Dispositions légales et réglementaires

L. 1251-24 Les salariés temporaires ont accès, dans l'entreprise utilisatrice, dans les mêmes conditions que les salariés de cette entreprise, aux moyens de transport collectifs et aux installations collectives, notamment de restauration, dont peuvent bénéficier ces salariés.

Lorsque des dépenses supplémentaires incombent au comité social et économique, celles-ci lui sont remboursées suivant des modalités définies au contrat de mise à disposition.

R. 1255-2 Le fait, pour la personne responsable de la gestion des installations ou des moyens de transports collectifs dans l'entreprise utilisatrice, d'empêcher un salarié temporaire d'avoir accès, dans les mêmes conditions que les salariés de cette entreprise, à ces équipements collectifs, en méconnaissance des dispositions de l'article L. 1251-24, est puni de l'amende prévue pour les contraventions de la cinquième classe.
 La récidive de la contravention prévue au présent article est réprimée conformément aux articles 132-11 et 132-15 du code pénal.

 

Circulaire du 30 octobre 1990

4.3.6 - L'accès aux équipements collectifs

Les travailleurs temporaires bénéficient des équipements collectifs de l'entreprise utilisatrice dans les mêmes conditions que les salariés de l'utilisateur, qu'il s'agisse des services de transport et de restauration, des douches, des vestiaires, ou encore des installations sportives, de la bibliothèque, de la crèche et des salles de repos lorsqu'elles existent.

Ainsi, en matière de restauration, les intérimaires doivent bénéficier de tickets de cantine au tarif appliqué aux salariés de l'utilisateur.

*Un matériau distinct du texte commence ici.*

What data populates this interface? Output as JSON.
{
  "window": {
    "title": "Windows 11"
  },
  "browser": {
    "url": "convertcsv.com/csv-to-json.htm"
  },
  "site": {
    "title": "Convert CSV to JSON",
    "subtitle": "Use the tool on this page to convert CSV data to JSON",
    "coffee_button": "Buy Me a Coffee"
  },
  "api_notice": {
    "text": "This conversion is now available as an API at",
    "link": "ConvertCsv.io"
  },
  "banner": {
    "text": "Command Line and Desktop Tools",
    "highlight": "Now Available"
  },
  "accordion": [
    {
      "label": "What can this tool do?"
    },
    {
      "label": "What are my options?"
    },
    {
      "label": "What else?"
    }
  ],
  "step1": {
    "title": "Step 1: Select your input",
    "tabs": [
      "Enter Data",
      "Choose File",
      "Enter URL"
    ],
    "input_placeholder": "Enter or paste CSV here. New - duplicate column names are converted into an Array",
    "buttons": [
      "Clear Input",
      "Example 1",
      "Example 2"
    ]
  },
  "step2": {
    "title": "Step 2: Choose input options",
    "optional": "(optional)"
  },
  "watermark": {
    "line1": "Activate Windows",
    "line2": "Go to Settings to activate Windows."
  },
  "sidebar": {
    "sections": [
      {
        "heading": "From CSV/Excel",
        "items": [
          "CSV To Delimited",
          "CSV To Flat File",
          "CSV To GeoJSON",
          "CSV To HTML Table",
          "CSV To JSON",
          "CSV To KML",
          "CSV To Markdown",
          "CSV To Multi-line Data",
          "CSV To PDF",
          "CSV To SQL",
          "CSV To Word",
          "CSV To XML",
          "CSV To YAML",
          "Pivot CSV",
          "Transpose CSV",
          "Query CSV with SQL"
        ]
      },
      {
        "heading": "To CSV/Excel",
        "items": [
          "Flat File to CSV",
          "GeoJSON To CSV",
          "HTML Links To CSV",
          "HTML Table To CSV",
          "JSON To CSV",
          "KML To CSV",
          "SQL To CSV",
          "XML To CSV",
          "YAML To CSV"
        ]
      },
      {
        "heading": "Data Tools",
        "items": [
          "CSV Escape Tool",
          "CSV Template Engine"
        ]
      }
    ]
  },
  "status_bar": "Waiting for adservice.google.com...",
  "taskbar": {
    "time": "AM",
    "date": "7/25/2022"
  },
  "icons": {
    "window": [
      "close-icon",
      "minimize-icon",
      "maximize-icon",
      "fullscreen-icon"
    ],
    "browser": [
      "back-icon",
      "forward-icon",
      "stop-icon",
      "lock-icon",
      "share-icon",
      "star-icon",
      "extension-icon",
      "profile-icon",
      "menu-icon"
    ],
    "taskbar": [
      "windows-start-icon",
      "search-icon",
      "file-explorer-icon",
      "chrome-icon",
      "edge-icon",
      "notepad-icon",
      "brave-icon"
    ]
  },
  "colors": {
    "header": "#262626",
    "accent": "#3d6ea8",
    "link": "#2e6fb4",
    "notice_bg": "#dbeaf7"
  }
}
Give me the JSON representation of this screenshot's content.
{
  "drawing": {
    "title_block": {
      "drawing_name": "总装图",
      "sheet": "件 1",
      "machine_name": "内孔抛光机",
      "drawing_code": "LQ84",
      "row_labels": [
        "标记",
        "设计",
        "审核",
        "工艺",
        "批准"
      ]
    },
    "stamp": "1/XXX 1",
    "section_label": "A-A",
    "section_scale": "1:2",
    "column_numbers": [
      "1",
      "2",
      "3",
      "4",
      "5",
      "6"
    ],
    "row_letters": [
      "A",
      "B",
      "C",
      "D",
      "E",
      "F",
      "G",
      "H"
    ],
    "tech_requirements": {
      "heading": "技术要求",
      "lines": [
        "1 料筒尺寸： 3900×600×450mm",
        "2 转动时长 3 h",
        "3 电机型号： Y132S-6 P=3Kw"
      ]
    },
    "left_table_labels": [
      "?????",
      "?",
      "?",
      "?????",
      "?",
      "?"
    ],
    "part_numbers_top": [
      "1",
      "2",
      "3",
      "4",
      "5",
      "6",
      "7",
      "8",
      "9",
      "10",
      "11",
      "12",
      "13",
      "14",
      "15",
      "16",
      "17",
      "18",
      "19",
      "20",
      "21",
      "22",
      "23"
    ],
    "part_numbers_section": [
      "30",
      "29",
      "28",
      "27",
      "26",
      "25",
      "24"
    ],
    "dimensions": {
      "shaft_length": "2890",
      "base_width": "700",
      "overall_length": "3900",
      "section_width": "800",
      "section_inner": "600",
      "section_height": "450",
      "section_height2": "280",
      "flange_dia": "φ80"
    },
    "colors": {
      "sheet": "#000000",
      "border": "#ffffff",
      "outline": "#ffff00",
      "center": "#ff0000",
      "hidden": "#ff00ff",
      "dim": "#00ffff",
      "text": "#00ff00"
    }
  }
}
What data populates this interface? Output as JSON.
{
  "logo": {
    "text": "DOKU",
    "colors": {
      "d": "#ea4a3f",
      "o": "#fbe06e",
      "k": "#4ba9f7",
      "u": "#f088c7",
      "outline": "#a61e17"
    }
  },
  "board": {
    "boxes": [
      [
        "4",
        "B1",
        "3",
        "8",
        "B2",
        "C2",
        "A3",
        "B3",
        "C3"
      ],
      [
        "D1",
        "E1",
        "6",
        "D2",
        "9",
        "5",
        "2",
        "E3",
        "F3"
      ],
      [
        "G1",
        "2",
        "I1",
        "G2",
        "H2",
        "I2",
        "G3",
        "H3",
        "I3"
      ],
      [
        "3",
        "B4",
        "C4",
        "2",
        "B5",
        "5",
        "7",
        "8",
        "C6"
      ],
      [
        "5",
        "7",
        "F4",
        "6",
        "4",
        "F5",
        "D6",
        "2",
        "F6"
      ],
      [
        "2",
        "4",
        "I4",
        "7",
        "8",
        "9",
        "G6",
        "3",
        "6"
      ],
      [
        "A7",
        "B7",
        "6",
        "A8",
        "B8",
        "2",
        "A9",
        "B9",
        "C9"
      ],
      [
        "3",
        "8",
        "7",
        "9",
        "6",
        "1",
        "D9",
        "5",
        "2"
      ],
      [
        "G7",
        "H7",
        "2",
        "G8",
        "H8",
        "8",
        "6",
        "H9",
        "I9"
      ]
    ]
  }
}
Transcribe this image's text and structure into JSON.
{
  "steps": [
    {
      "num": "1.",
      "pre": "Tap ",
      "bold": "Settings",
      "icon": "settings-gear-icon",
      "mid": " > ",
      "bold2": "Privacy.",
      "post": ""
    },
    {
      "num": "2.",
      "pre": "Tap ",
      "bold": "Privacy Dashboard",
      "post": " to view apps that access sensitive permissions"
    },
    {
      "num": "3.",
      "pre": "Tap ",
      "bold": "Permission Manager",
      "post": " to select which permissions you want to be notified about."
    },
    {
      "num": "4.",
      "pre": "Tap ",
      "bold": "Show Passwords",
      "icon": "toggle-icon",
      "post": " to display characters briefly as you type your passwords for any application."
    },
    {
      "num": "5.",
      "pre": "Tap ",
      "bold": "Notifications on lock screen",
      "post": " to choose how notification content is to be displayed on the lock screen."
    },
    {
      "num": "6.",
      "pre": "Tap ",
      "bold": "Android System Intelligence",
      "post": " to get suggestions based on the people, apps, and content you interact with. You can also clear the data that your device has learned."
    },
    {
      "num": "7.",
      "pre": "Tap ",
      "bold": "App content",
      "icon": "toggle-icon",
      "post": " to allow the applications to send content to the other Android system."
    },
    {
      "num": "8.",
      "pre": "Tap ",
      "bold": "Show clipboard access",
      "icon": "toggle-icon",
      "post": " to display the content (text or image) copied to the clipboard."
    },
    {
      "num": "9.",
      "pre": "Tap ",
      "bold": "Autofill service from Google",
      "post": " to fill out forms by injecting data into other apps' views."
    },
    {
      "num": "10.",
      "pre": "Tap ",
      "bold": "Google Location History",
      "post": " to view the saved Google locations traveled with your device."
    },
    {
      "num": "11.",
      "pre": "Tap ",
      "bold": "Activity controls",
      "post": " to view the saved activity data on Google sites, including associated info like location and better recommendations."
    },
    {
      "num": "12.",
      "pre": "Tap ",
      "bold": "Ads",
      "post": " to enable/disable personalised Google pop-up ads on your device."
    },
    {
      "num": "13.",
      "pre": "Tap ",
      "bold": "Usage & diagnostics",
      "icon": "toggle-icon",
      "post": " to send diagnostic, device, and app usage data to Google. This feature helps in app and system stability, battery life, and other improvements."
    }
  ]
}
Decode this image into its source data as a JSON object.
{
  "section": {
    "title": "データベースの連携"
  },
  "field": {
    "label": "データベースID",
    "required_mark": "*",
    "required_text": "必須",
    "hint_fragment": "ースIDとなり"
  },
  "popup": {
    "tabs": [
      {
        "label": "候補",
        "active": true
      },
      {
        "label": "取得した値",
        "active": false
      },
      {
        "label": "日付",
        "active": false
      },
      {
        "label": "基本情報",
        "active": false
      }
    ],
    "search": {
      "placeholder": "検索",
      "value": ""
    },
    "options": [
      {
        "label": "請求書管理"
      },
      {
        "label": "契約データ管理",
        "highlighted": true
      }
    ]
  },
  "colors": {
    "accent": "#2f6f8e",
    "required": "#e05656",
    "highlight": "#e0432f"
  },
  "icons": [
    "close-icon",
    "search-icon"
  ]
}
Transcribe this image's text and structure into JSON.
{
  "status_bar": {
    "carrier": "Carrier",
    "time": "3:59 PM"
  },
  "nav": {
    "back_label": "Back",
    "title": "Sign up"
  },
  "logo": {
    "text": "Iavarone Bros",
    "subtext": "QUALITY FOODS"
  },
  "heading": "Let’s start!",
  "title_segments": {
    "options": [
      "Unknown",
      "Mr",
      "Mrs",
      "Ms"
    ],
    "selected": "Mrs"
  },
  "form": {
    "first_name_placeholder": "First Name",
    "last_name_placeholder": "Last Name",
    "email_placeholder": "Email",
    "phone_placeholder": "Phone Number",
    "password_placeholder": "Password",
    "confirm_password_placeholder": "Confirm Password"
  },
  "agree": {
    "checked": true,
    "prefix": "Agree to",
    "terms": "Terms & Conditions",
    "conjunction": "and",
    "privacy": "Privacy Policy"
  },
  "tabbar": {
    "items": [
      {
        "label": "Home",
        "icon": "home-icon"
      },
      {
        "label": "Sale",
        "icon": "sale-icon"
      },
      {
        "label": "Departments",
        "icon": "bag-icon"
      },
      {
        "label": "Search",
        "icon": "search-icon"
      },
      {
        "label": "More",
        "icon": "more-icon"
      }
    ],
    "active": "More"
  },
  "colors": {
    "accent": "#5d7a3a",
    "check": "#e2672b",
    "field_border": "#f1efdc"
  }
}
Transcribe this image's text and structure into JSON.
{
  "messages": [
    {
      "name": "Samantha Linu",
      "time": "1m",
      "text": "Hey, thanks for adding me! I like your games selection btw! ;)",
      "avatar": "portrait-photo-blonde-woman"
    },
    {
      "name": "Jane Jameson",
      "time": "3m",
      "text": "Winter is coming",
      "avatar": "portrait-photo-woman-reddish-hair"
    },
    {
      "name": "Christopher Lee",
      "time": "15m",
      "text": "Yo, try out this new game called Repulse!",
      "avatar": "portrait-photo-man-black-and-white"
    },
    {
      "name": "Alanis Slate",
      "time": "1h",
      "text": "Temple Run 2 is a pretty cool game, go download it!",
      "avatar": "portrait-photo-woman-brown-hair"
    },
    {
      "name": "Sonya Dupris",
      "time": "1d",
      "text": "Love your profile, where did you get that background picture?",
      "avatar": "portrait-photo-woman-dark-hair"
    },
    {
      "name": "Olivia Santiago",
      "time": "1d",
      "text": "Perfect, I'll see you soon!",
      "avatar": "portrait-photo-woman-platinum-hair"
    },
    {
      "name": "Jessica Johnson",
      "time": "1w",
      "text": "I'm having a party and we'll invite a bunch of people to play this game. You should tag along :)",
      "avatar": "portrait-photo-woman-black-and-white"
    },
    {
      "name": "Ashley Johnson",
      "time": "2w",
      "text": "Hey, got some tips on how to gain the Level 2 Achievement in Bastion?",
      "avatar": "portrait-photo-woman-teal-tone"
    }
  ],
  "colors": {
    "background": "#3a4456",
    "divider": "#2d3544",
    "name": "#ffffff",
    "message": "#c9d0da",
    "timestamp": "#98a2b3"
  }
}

Lorsque cet accès a pour effet d'entraîner des dépenses supplémentaires pour le comité d'entreprise, celles-ci doivent lui être remboursées selon les modalités prévues dans le contrat de mise à disposition.

 

Circulaire du 29 août 1992

64. Quelle est la portée de l'expression «dans les mêmes conditions» à l'article L. 124-4-7 [L. 1251-24] du Code du travail relatif à l'égalité d'accès des intérimaires aux équipements collectifs ?

Aux termes de l'article L. 124-4-7 [L. 1251-24] du Code du travail, non seulement les intérimaires doivent avoir accès aux équipements collectifs de l'entreprise utilisatrice, mais cet accès doit avoir lieu dans les mêmes conditions que celles qui sont prévues pour les salariés de cette entreprise.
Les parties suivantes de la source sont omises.